As the opening ceremonies of the 2008 Summer Olympic Games were broadcast all over the globe, one De Anza College student stood proudly among 91,000 athletes in Beijing's National Stadium. Her road there was long and arduous, for as graceful and smiling as synchronized swimming athletes are when performing, their training is far from it.

Andrea Nott began synchronized swimming at nine years old at Santa Clara Swim Club, a club known for consistently turning out one of the best teams in the country.

It was there that she watched several members of the team qualify for the 1996 Olympic team. That team won the gold medal in Atlanta, which is the last gold medal won by an American synchronized swimming team.

Motivated by competition, her teammates and the allure of making an Olympic team, Nott devoted the next 12 years of her life to synchronized swimming.

Training nine to 10 hours a day, six days a week was a brutal undertaking demanded by the sharp choreography and athleticism necessary to be competitive on the national and international stage.

The bond between teammates ran deep from countless hours spent in the pool together, and lifelong friendships were formed at Santa Clara.

After Nott finished high school, she began taking night classes at De Anza in the fall of 2000, but stopped to concentrate on making the 2004 and later the 2008 Olympic teams.
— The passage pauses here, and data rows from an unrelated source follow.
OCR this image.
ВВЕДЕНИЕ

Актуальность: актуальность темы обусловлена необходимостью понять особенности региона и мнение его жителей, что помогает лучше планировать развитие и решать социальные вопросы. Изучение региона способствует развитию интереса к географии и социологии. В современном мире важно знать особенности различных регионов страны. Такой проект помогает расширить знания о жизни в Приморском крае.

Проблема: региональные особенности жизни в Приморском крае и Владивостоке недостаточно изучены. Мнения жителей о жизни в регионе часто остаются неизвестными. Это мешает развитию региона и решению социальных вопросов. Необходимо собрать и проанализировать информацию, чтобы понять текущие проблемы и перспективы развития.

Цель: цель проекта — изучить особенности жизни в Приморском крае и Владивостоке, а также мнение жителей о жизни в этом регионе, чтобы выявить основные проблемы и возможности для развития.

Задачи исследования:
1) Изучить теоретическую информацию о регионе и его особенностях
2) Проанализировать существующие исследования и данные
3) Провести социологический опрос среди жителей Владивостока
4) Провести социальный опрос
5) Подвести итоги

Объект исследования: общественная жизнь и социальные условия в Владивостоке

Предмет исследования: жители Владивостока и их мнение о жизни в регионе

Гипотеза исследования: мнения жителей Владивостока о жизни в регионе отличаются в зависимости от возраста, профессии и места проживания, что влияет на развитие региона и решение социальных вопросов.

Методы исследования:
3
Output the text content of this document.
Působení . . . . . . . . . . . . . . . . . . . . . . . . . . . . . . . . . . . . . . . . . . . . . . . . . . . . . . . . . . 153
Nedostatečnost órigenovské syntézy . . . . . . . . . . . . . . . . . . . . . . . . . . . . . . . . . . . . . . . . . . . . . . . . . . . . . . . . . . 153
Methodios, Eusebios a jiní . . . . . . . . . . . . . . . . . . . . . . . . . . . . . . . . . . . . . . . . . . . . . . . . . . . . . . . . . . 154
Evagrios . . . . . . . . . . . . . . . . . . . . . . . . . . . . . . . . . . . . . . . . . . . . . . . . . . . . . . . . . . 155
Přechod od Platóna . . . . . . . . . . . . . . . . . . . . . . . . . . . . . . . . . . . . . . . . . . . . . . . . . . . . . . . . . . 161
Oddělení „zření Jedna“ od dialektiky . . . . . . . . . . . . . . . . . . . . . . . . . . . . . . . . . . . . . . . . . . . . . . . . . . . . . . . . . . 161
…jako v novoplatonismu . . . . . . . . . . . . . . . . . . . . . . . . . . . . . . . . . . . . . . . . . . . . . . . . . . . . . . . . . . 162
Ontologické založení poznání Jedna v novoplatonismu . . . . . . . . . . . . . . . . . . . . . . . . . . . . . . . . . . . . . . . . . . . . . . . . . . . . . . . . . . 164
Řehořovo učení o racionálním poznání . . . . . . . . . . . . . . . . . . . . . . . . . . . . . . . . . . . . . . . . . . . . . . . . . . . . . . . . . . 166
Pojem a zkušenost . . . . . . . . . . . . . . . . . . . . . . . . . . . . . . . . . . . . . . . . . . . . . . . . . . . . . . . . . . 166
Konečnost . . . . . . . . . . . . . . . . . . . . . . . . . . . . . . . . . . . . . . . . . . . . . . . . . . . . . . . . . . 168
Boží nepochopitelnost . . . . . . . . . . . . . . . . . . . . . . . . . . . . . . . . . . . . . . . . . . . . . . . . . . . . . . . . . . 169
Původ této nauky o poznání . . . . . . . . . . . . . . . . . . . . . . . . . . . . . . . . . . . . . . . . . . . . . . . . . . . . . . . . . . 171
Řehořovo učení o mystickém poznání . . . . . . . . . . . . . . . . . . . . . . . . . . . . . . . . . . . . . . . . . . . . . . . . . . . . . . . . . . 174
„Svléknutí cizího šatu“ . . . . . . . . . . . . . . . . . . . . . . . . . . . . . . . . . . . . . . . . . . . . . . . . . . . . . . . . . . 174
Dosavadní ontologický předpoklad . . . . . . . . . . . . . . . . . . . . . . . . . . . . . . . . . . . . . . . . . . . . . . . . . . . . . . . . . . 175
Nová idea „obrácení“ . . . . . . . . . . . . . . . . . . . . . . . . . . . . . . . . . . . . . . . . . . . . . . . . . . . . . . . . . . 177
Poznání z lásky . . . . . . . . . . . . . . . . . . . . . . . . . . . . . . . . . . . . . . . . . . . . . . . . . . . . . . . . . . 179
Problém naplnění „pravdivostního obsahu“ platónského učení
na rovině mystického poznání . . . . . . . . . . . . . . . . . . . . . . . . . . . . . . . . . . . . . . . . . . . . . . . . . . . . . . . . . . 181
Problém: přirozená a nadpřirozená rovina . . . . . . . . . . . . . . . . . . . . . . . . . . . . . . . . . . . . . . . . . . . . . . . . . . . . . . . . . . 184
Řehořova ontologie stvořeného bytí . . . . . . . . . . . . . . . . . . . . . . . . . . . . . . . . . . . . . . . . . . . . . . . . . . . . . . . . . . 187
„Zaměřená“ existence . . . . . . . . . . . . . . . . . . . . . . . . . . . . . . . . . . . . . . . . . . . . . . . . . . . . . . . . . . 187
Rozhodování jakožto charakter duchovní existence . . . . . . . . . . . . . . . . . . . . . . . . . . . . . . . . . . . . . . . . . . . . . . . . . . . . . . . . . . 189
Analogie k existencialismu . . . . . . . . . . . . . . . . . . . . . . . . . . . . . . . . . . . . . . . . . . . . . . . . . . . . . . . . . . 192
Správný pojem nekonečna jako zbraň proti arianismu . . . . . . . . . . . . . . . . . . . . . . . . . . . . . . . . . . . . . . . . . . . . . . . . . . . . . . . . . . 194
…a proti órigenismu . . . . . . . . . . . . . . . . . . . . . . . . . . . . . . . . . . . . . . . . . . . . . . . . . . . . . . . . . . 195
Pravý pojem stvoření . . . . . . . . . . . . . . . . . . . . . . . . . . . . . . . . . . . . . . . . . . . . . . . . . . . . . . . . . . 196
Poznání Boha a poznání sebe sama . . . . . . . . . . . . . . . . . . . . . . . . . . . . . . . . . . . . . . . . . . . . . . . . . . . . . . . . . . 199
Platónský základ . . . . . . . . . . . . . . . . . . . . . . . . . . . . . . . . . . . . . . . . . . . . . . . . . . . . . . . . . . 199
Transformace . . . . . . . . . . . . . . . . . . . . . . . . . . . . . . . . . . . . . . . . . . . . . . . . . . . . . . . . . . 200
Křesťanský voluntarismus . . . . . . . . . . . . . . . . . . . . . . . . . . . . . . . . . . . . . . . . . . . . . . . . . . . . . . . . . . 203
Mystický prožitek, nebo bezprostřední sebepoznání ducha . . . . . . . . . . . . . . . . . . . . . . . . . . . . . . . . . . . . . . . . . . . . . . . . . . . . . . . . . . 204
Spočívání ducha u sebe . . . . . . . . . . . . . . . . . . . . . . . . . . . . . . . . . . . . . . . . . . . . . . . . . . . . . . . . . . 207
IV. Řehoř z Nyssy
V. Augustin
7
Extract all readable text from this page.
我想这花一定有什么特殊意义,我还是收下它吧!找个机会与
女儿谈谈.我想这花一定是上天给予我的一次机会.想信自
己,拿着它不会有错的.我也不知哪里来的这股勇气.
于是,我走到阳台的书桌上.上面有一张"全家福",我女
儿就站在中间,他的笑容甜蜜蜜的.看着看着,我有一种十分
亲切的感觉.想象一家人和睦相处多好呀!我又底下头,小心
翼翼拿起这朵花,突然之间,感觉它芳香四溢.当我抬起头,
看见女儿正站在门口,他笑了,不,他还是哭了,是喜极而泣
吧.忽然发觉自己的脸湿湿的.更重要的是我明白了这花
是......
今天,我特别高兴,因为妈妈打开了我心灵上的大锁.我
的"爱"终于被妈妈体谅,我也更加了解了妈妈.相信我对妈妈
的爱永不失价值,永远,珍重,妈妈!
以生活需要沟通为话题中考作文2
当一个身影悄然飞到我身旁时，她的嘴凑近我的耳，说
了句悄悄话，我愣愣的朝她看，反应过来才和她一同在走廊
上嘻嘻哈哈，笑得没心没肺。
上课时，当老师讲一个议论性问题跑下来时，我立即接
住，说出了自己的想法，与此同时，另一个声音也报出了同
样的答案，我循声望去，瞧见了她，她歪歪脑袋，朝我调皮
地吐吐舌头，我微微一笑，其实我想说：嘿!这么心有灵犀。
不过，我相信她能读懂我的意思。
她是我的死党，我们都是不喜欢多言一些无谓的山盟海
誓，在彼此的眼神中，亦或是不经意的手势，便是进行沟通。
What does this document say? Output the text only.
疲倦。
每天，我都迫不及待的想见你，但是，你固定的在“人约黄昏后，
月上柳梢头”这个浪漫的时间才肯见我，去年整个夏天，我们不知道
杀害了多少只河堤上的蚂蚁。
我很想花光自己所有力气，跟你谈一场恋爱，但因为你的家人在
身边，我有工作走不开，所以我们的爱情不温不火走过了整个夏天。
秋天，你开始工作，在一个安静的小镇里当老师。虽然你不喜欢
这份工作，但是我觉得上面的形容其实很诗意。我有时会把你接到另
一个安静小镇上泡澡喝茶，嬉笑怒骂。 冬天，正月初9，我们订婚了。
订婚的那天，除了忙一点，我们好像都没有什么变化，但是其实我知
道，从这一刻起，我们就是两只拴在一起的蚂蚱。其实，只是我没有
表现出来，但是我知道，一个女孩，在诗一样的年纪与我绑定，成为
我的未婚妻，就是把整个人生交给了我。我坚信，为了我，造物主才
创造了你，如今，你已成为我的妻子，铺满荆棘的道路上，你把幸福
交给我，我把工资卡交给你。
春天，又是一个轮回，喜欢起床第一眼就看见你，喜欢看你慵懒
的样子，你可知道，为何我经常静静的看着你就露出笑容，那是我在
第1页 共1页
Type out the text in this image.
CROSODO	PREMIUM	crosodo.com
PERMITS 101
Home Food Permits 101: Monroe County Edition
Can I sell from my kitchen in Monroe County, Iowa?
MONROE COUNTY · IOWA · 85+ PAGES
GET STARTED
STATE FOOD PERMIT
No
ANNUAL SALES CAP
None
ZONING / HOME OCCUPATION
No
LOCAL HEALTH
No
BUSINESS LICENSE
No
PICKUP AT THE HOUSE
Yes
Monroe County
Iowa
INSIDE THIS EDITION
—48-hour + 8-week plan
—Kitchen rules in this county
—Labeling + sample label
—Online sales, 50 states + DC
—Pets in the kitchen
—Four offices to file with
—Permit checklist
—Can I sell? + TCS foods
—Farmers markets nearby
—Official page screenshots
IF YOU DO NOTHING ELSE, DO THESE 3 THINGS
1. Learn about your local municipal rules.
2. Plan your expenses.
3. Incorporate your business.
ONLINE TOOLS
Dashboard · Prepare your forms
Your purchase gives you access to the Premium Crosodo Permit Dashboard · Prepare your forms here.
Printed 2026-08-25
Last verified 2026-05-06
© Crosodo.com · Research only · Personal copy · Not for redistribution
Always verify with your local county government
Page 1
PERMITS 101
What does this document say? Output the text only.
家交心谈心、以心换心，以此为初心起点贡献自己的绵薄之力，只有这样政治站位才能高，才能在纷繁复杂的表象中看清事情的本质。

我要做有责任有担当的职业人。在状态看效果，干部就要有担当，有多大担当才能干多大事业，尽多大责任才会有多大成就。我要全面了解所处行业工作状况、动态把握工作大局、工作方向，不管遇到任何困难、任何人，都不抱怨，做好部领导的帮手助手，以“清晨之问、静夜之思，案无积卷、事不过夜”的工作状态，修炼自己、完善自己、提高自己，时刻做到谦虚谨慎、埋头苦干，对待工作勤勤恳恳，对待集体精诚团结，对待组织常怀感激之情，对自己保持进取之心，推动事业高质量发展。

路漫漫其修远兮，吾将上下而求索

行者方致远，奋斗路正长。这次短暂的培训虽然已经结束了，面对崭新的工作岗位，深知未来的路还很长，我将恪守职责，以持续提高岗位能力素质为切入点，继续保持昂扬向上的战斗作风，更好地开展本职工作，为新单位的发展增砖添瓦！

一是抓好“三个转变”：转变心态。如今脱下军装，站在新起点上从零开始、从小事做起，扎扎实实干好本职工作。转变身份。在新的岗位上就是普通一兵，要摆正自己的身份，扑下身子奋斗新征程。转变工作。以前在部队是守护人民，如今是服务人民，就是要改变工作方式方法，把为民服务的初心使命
She qualified for the 2004 team as an alternate and travelled to Athens with her teammates.

Unfortunately, she was unable to compete, but got a taste of what competition in the big show would be like watching from the sidelines.

Notts's passion for synchronized swimming encompassed other aspects of the sport, as she designed the suits she and her partner Christina Jones, a former De Anza student, wore in the duet for major competitions.

The years of training in the water also helped her develop a large lung capacity. During a biology lab in 2001 she beat all her classmates, holding her breath for three and a half minutes for an experiment.

The long hours spent in the pool under the tutelage of her coaches paid off in 2008 when she qualified for and competed in the team and duet competitions in Beijing, earning a pair of fifth places.

Since retiring from the sport, Nott took time to relax and let the Olympic experience soak in. She is completing a journalism internship at the Mountain View Voice, while taking business classes at De Anza in hopes of transferring and earning a business degree.

She is also coaching a synchronized swimming group at Santa Clara, which recently won junior nationals.

Walking into the open ceremony with the American delegation is something she describes as "totally worth the last four years of training, even before I swam."